Gut Microbiota in Lupus: a Butterfly Effect?

Purpose of Review Systemic lupus erythematosus (SLE) is a prototypic autoimmune disease that typically displays chronic inflammatory tissue damage and miscellaneous circulatory autoantibodies, as well as distinctive type 1 interferon signatures. The etiology of SLE is unclear and currently is attributed to genetic predisposition and environmental triggers. Gut microbiota has recently been considered a critical environmental pathogenic factor in immune-related disorders, and studies are ongoing to uncover the key pathogens and the imputative mechanisms. Fundamental advancements on the role of the microbiota in SLE pathology have been achieved in recent years and are summarized in this review. Recent Findings Recent findings suggested that gut commensals could propagate autoimmunity via molecular mimicry in which ortholog-carrying microbes cross-activate autoreactive T/B cells and trigger the response against host autoantigens, or via bystander activation by stimulating antigen-presenting cells that present autoantigens and enhancing the expression of co-stimulatory molecules and cytokines, thus leading to the loss of self-tolerance and the production of autoantibodies. Additionally, the break of gut barrier and the translocation of gut commensals to inner organs can trigger immune dysregulation and inappropriate systemic inflammation.

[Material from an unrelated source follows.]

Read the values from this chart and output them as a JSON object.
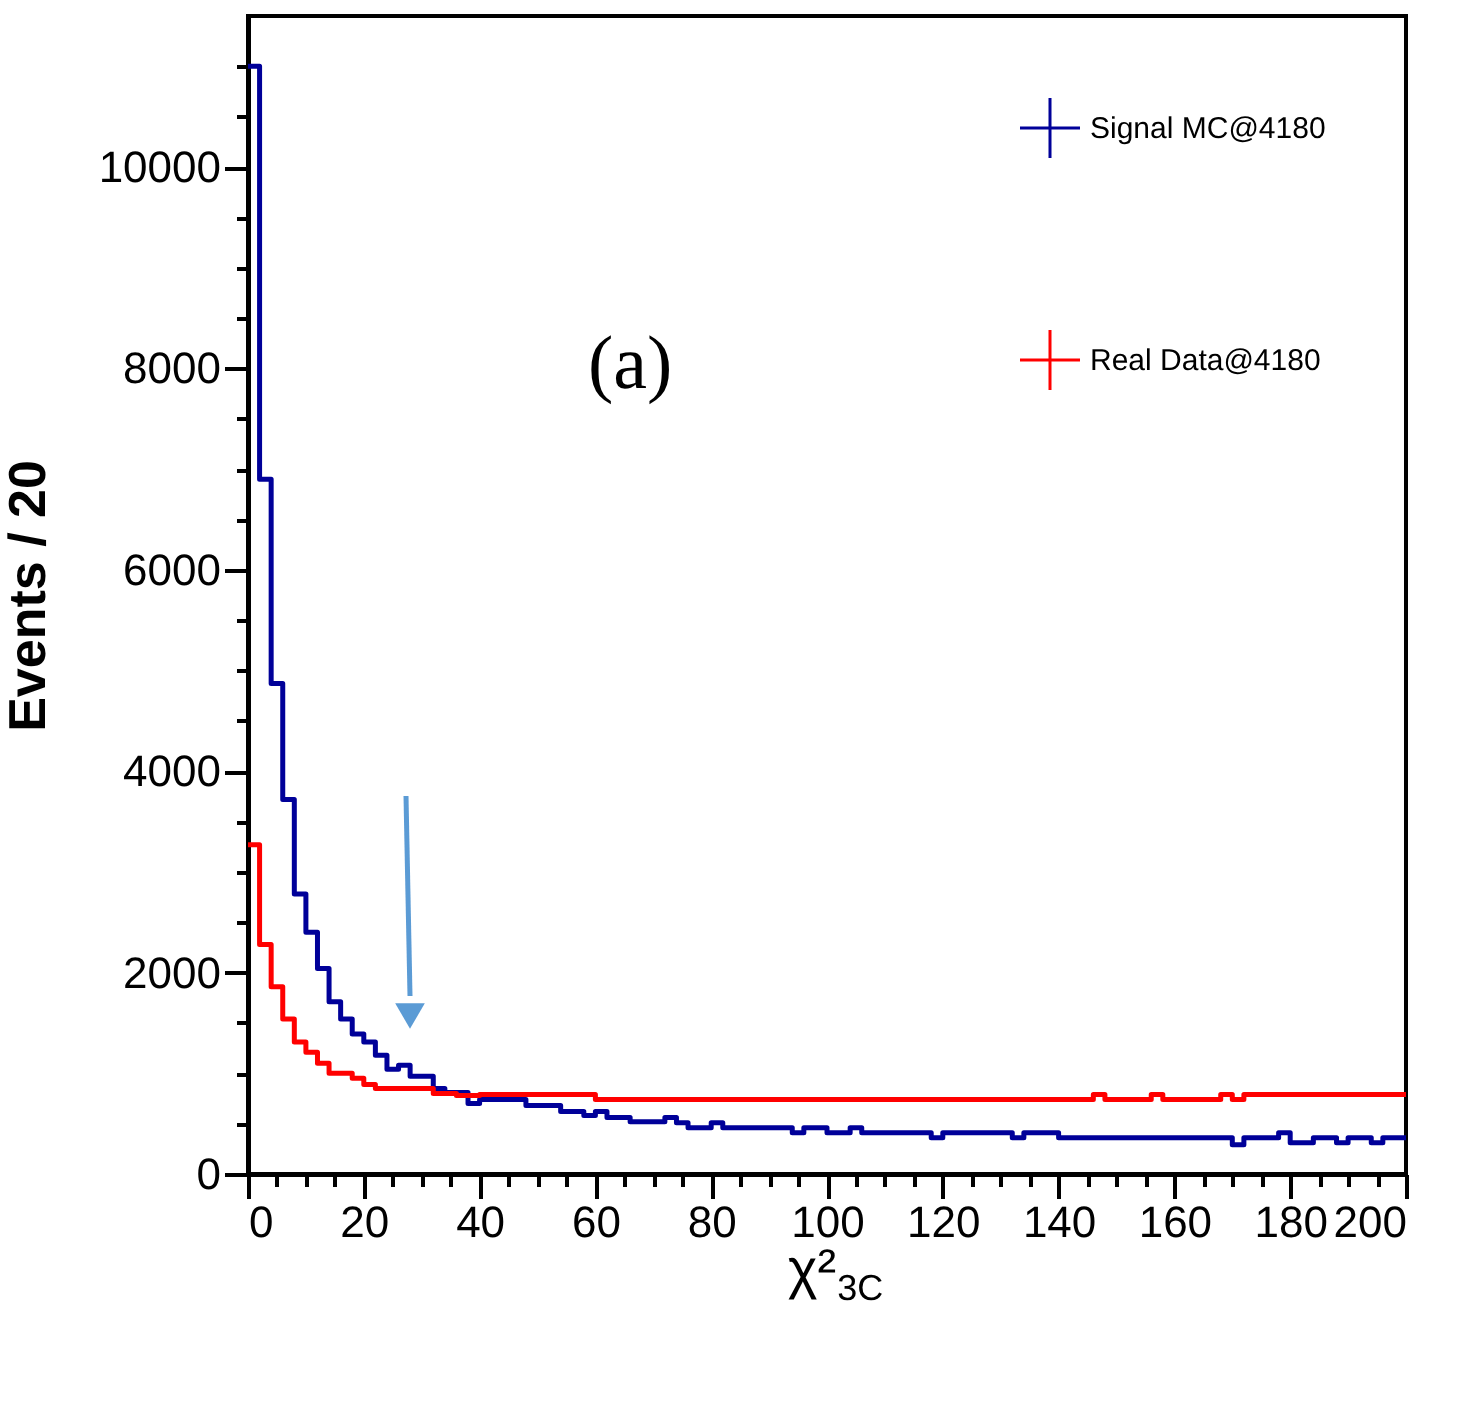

All these microbiota-mediated mechanisms could contribute to lupus immunopathogenesis and promote disease development in susceptible individuals. Evidence of the causative role of disturbed gut microbiome in SLE is still limited, and the related molecular mechanisms and pathways are largely elusive. However, the modification of gut microbiota, such as pathobiont vaccine, special diet, restricted consortium transplantation, as well as regulatory metabolites supplementation, might be promising strategies for lupus prophylaxis and treatment.

Automated summary

Recent research has shown that gut microbiota play a critical role in the pathogenesis of systemic lupus erythematosus (SLE). Gut commensals may promote autoimmunity through molecular mimicry or bystander activation, leading to the loss of self-tolerance and production of autoantibodies. Disturbances in gut barrier and translocation of gut commensals to inner organs can trigger immune dysregulation and inappropriate systemic inflammation in SLE patients. Modifying gut microbiota, such as with pathobiont vaccines, special diets, restricted consortium transplantation, and regulatory metabolites supplementation, may be promising strategies for the prevention and treatment of lupus.